By statutory definition, a traffic infraction "is not a crime" (Vehicle and Traffic Law, § 155), and this court has held that not all the constitutional protections normally afforded to criminal defendants need be applied to those charged with such a minor offense. (See People v. Letterio, 16 N.Y.2d 307, 311-312.) Nevertheless, a speeding conviction may have serious implications, including fine, imprisonment and possible suspension of a driver's license. Consequently, at least in the absence of any undue administrative hardships, we have generally held that such prosecutions are governed by the rules of the criminal law. (See, e.g., People v. Firth, 3 N.Y.2d 472, 474; Squadrito v. Greibsch, 1 N.Y.2d 471, 476; People v. Hildebrandt, 308 N. Y. 397.) Whether or not this includes the right to a warning under Miranda (384 U.S. 436, supra) is, however, a question which we need not decide in the present case, since under no view of the facts may it be said that this defendant was in the custody of the authorities at the time he made his statement.

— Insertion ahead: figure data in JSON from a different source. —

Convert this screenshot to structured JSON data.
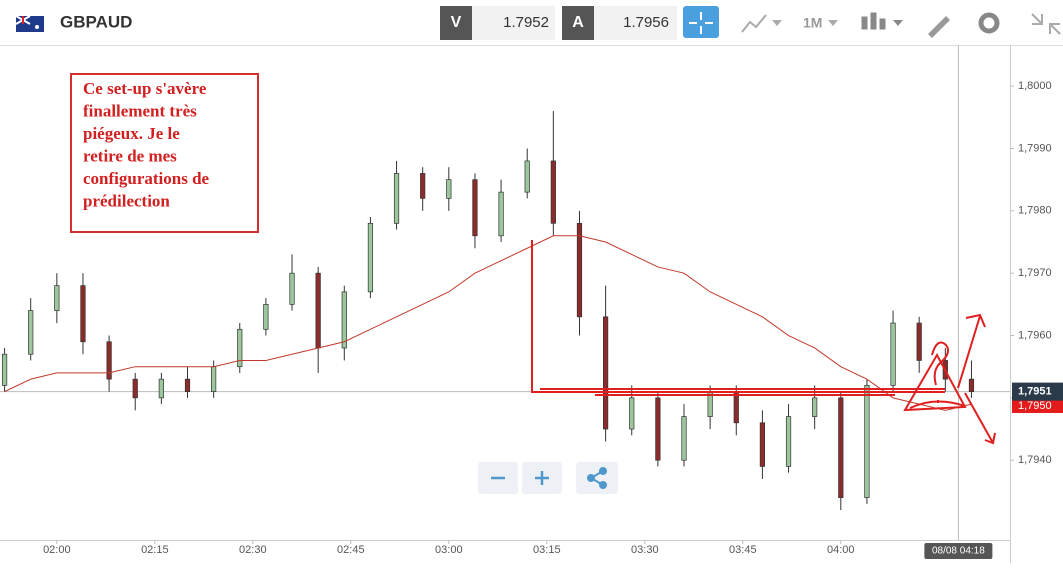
{
  "header": {
    "symbol": "GBPAUD",
    "bid_label": "V",
    "bid": 1.7952,
    "ask_label": "A",
    "ask": 1.7956,
    "timeframe": "1M"
  },
  "chart_data": {
    "type": "candlestick",
    "x": [
      112,
      116,
      120,
      124,
      128,
      132,
      136,
      140,
      144,
      148,
      152,
      156,
      160,
      164,
      168,
      172,
      176,
      180,
      184,
      188,
      192,
      196,
      200,
      204,
      208,
      212,
      216,
      220,
      224,
      228,
      232,
      236,
      240,
      244,
      248,
      252,
      256,
      260
    ],
    "open": [
      1.7952,
      1.7957,
      1.7964,
      1.7968,
      1.7959,
      1.7953,
      1.795,
      1.7953,
      1.7951,
      1.7955,
      1.7961,
      1.7965,
      1.797,
      1.7958,
      1.7967,
      1.7978,
      1.7986,
      1.7982,
      1.7985,
      1.7976,
      1.7983,
      1.7988,
      1.7978,
      1.7963,
      1.7945,
      1.795,
      1.794,
      1.7947,
      1.7951,
      1.7946,
      1.7939,
      1.7947,
      1.795,
      1.7934,
      1.7952,
      1.7962,
      1.7956,
      1.7953
    ],
    "high": [
      1.7958,
      1.7966,
      1.797,
      1.797,
      1.796,
      1.7954,
      1.7954,
      1.7955,
      1.7956,
      1.7962,
      1.7966,
      1.7973,
      1.7971,
      1.7968,
      1.7979,
      1.7988,
      1.7987,
      1.7987,
      1.7986,
      1.7985,
      1.799,
      1.7996,
      1.798,
      1.7968,
      1.7952,
      1.7951,
      1.7949,
      1.7952,
      1.7952,
      1.7948,
      1.7949,
      1.7952,
      1.7951,
      1.7953,
      1.7964,
      1.7963,
      1.7958,
      1.7956
    ],
    "low": [
      1.7951,
      1.7956,
      1.7962,
      1.7957,
      1.7951,
      1.7948,
      1.7949,
      1.795,
      1.795,
      1.7954,
      1.796,
      1.7964,
      1.7954,
      1.7956,
      1.7966,
      1.7977,
      1.798,
      1.798,
      1.7974,
      1.7975,
      1.7982,
      1.7976,
      1.796,
      1.7943,
      1.7944,
      1.7939,
      1.7939,
      1.7945,
      1.7944,
      1.7937,
      1.7938,
      1.7945,
      1.7932,
      1.7933,
      1.7951,
      1.7954,
      1.7951,
      1.795
    ],
    "close": [
      1.7957,
      1.7964,
      1.7968,
      1.7959,
      1.7953,
      1.795,
      1.7953,
      1.7951,
      1.7955,
      1.7961,
      1.7965,
      1.797,
      1.7958,
      1.7967,
      1.7978,
      1.7986,
      1.7982,
      1.7985,
      1.7976,
      1.7983,
      1.7988,
      1.7978,
      1.7963,
      1.7945,
      1.795,
      1.794,
      1.7947,
      1.7951,
      1.7946,
      1.7939,
      1.7947,
      1.795,
      1.7934,
      1.7952,
      1.7962,
      1.7956,
      1.7953,
      1.7951
    ],
    "up_color": "#9cc79c",
    "down_color": "#8b2b2b",
    "moving_average": {
      "color": "#c0392b",
      "values": [
        1.7951,
        1.7953,
        1.7954,
        1.7954,
        1.7954,
        1.7955,
        1.7955,
        1.7955,
        1.7955,
        1.7956,
        1.7956,
        1.7957,
        1.7958,
        1.7959,
        1.7961,
        1.7963,
        1.7965,
        1.7967,
        1.797,
        1.7972,
        1.7974,
        1.7976,
        1.7976,
        1.7975,
        1.7973,
        1.7971,
        1.797,
        1.7967,
        1.7965,
        1.7963,
        1.796,
        1.7958,
        1.7955,
        1.7953,
        1.795,
        1.7949,
        1.7948,
        1.7949
      ]
    },
    "xlim": [
      111.3,
      265.9
    ],
    "xticks": [
      {
        "value": 120,
        "label": "02:00"
      },
      {
        "value": 135,
        "label": "02:15"
      },
      {
        "value": 150,
        "label": "02:30"
      },
      {
        "value": 165,
        "label": "02:45"
      },
      {
        "value": 180,
        "label": "03:00"
      },
      {
        "value": 195,
        "label": "03:15"
      },
      {
        "value": 210,
        "label": "03:30"
      },
      {
        "value": 225,
        "label": "03:45"
      },
      {
        "value": 240,
        "label": "04:00"
      }
    ],
    "ylim": [
      1.79272,
      1.80066
    ],
    "yticks": [
      {
        "value": 1.794,
        "label": "1,7940"
      },
      {
        "value": 1.795,
        "label": "1,7950"
      },
      {
        "value": 1.796,
        "label": "1,7960"
      },
      {
        "value": 1.797,
        "label": "1,7970"
      },
      {
        "value": 1.798,
        "label": "1,7980"
      },
      {
        "value": 1.799,
        "label": "1,7990"
      },
      {
        "value": 1.8,
        "label": "1,8000"
      }
    ],
    "current_price": {
      "value": 1.7951,
      "label": "1,7951"
    },
    "average_price": {
      "value": 1.79495,
      "label": "1,7950"
    },
    "crosshair": {
      "value": 258,
      "label": "08/08 04:18"
    },
    "annotation_lines": [
      "Ce set-up s'avère",
      "finallement très",
      "piégeux. Je le",
      "retire de mes",
      "configurations de",
      "prédilection"
    ]
  }
}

A person, not actually placed under arrest, is not deemed in custody when questioned by the police unless "the questioning takes place under circumstances which are likely to affect substantially the individual's 'will to resist and compel him to speak where he would not otherwise do so freely.'" (People v. Rodney P. [ Anonymous ], 21 N.Y.2d 1, 11; see, also, People v. Shivers, 21 N.Y.2d 118, 121.) In the case before us, the police officer, after speaking with the defendant's father, asked the defendant a single question, wrote out a summons and left. That was the extent of the interrogation and, quite obviously, it was not the sort of "incommunicado police-dominated atmosphere" or custodial interrogation at which the Miranda rule is aimed (384 U.S. 436, 456, supra). Even if it were to be decided that Miranda applies to traffic infractions such as this -- and, as already stated, we do not pass upon the question -- it is clear that there was no constitutional prohibition against the use of the defendant Phinney's admission.

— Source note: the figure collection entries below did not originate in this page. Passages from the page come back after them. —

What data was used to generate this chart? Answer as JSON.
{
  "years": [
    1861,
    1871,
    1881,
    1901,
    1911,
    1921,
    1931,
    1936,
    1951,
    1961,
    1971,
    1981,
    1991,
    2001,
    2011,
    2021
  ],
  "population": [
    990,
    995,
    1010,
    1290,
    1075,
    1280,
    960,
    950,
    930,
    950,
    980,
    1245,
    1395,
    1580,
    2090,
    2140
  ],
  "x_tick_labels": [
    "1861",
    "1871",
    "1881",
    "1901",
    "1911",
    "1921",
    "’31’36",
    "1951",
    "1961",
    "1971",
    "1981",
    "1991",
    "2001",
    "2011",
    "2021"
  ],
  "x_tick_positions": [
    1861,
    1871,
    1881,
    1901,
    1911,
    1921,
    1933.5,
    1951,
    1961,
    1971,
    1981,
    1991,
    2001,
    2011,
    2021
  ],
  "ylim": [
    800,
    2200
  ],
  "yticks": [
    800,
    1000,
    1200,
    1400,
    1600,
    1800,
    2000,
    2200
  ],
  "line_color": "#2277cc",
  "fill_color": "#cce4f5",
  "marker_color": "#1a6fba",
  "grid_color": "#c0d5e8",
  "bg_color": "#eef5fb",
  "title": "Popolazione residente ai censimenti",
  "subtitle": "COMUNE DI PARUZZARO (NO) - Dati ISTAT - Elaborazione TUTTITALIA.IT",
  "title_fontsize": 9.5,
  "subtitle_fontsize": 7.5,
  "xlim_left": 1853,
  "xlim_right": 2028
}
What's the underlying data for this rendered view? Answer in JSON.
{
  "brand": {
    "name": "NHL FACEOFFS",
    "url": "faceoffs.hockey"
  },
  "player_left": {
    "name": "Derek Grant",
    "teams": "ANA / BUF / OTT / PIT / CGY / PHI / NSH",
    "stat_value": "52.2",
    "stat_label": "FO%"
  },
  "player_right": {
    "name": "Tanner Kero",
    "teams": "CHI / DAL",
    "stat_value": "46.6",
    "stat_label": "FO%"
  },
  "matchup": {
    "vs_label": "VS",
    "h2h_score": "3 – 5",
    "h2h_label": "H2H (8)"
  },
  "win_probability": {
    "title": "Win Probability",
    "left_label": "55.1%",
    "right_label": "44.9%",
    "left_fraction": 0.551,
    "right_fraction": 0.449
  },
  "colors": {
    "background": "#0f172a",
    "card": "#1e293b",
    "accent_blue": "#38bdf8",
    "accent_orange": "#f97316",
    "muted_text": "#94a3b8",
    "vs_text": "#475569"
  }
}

This brings us to the point, strongly urged by the defendant to support the County Court's determination, that the People failed to adduce evidence to establish his guilt. However, the court below, in reaching its conclusion, indicated that it gave consideration only to the constitutional issue. Consequently, since the reversal was solely on the law, we remit the case to the County Court to afford it an opportunity to pass on the facts. (Code Crim. Pro., § 543-b; see, e.g., People v. Rossi, 11 N.Y.2d 379, 386.)

The order appealed from should be reversed and the case remitted to the County Court, Jefferson County, for its determination of the facts.

Order reversed and case remitted to County Court, Jefferson County, for further proceedings in accordance with the opinion herein.

Disposition

Order reversed and case remitted to County Court, Jefferson County, for further proceedings in accordance with the opinion herein.